Much of this has to do with the state of international sports federations, which falls outside the IOC’s control. That’s why some athletes say they hope people enjoy the great women’s competition that’s on offer at the Olympics and then press for more, and better support, the rest of time.

“People tune in to us every four years and then kind of forget about us those other three years,” says Natalie Spooner, representing Canada at her third Olympics.

She has a hockey gold medal from Sochi in 2014 and silver from Pyeongchang in 2018. At 31, she’s still optimistic that someday soon she’ll get the opportunity to make a living playing the game she loves in Canada.

“There’s obviously times when you wish it was here sooner,” she says. “You wish you had somewhere to play that was like the guys.”

Watch, cheer, then demand more and better for girls and women at all levels is Sandmeyer-Graves’s advice to Canadian fans.

“We’ve come off one Olympics and we’re heading into another one. There’s such viewership and there’s such excitement for the women’s game, whatever that game might be, particularly when they do well,” she says.
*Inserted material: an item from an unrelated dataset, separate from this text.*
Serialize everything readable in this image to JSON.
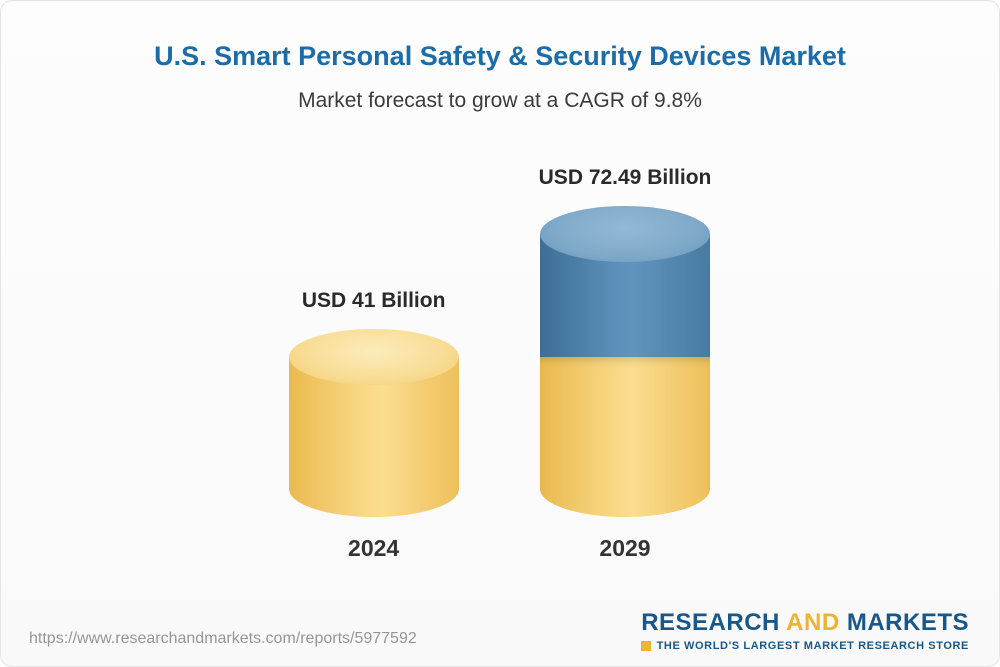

“The Olympics are a really powerful tool to inspire people to take up sports, and keep going in their sport. But there isn’t enough investment and attention in the communities where the girls actually play, or where they’d like to play, to get them going and to keep them going long enough to either be active for life or to hopefully show up on the podium one day.”

When Thompson hits the ice for the Olympic tournament she’ll have personal goals, and a couple for those watching at home.

“I hope they see incredible games. I hope they see how far the game has come in recent years, and since women’s hockey first started in the Olympics,” she says.

“And honestly, I also hope they see Canada win a gold medal.”